Die Suche nach Antworten… zu (bisher) nie gestellten Fragen.
Spurensuche
Die 1977 in Karlsruhe geborene Autorin Nora Krug pendelte schon während ihrer Studienzeit zwischen Berlin, Liverpool und New York. In letztgenannter Metropole lebt und arbeitet sie seit mehreren Jahren. Ihre Bildergeschichten erscheinen unter anderem in der „New York Times“ und sie lehrt als Professorin für Illustration an der „Parsons School of Design“. Nachdem Krug in eine amerikanisch-jüdische Familie einheiratete und fernab ihrer ursprünglichen „Heimat“ lebte, fühlte sie sich deutscher denn je. Dieses Gefühl, die Schuld die sie verspürte, wenn sie ihre ursprünglichen Wuzeln offenlegte und prägende Erinnerungen an ihre Kindheit brachten sie dazu, auf Spurensuche zu gehen und die Hintergründe ihrer Vorfahren zu durchleuchten.

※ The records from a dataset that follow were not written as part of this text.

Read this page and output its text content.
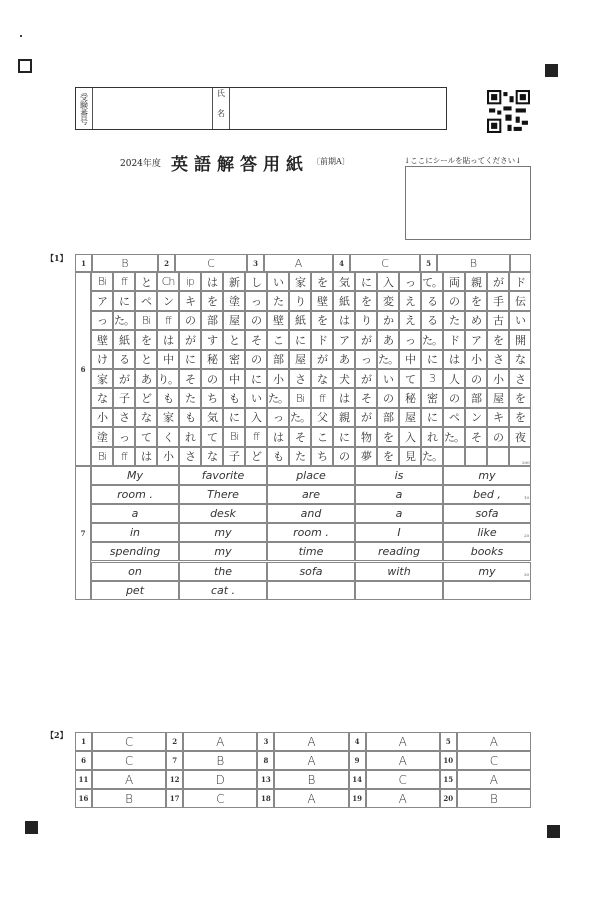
受験番号	氏名
2024年度 英語解答用紙 〔前期A〕	↓ここにシールを貼ってください↓
【1】	1	B	2	C	3	A	4	C	5	B
6
Bi	ff	と Ch	ip	は	新	し	い	家	を	気	に	入	っ て。 両	親	が	ド
ア	に	ペ	ン	キ	を	塗	っ	た	り	壁	紙	を	変	え	る	の	を	手	伝
っ た。 Bi	ff	の	部	屋	の	壁	紙	を	は	り	か	え	る	た	め	古	い
壁	紙	を	は	が	す	と	そ	こ	に	ド	ア	が	あ	っ た。 ド	ア	を	開
け	る	と	中	に	秘	密	の	部	屋	が	あ	っ た。 中	に	は	小	さ	な
家	が	あ り。 そ	の	中	に	小	さ	な	犬	が	い	て	3	人	の	小	さ
な	子	ど	も	た	ち	も	い た。 Bi	ff	は	そ	の	秘	密	の	部	屋	を
小	さ	な	家	も	気	に	入	っ た。 父	親	が	部	屋	に	ペ	ン	キ	を
塗	っ	て	く	れ	て	Bi	ff	は	そ	こ	に	物	を	入	れ た。 そ	の	夜
Bi	ff	は	小	さ	な	子	ど	も	た	ち	の	夢	を	見 た。	200
7
My	favorite	place	is	my
room .	There	are	a	bed ,	10
a	desk	and	a	sofa
in	my	room .	I	like	20
spending	my	time	reading	books
on	the	sofa	with	my	30
pet	cat .
【2】
1	C	2	A	3	A	4	A	5	A
6	C	7	B	8	A	9	A	10	C
11	A	12	D	13	B	14	C	15	A
16	B	17	C	18	A	19	A	20	B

Bisher kannte Nora Krug nur Geschichten über ihre Familie. Geschichten darüber, was ihre Großeltern während des Krieges gemacht haben. Aber es waren halt nur „Geschichten“… was fehlte, waren handfeste Beweise. Schwarz auf weiß gedruckt. Anhand weniger bekannter Fakten beginnt hier eine akribische Tiefenrecherche, die die Autorin vor Rätsel stellt, ihr unter den Nägeln brennende Fragen beantwortet, weitere neue Fragen aufwirft und mit dem Mysterium konfrontiert, was der Begriff „Heimat“ eigentlich bedeutet… wie man ihn interpretieren kann… und ob „Heimat“ mehr ist, als nur ein Gefühl.
Über ihren Onkel wusste Krug nur, dass dieser Hakenkreuze in sein Schulheft malte und im jungen Alter von 18 gefallen war… auf Seiten der SS. Diese Hefte und alte Fotografien entdeckte Nora Krug als Kind in einer alten Kommode. Ihr Vater, der einige Jahre nach dem Tod des Bruders zur Welt kam, trägt dessen Namen. Während einer Italien-Reise, wo die Familie regelmäßig ihren Sommerurlaub verbrachte, besuchten sie gemeinsam einen alten Soldatenfriedhof. Dort ging Franz-Karl, Noras Vater, in einer Kapelle das Namensregister durch und stieß tatsächlich auf das unbekannte, gefallene Familienmitglied, dem man nie zuvor so nah war.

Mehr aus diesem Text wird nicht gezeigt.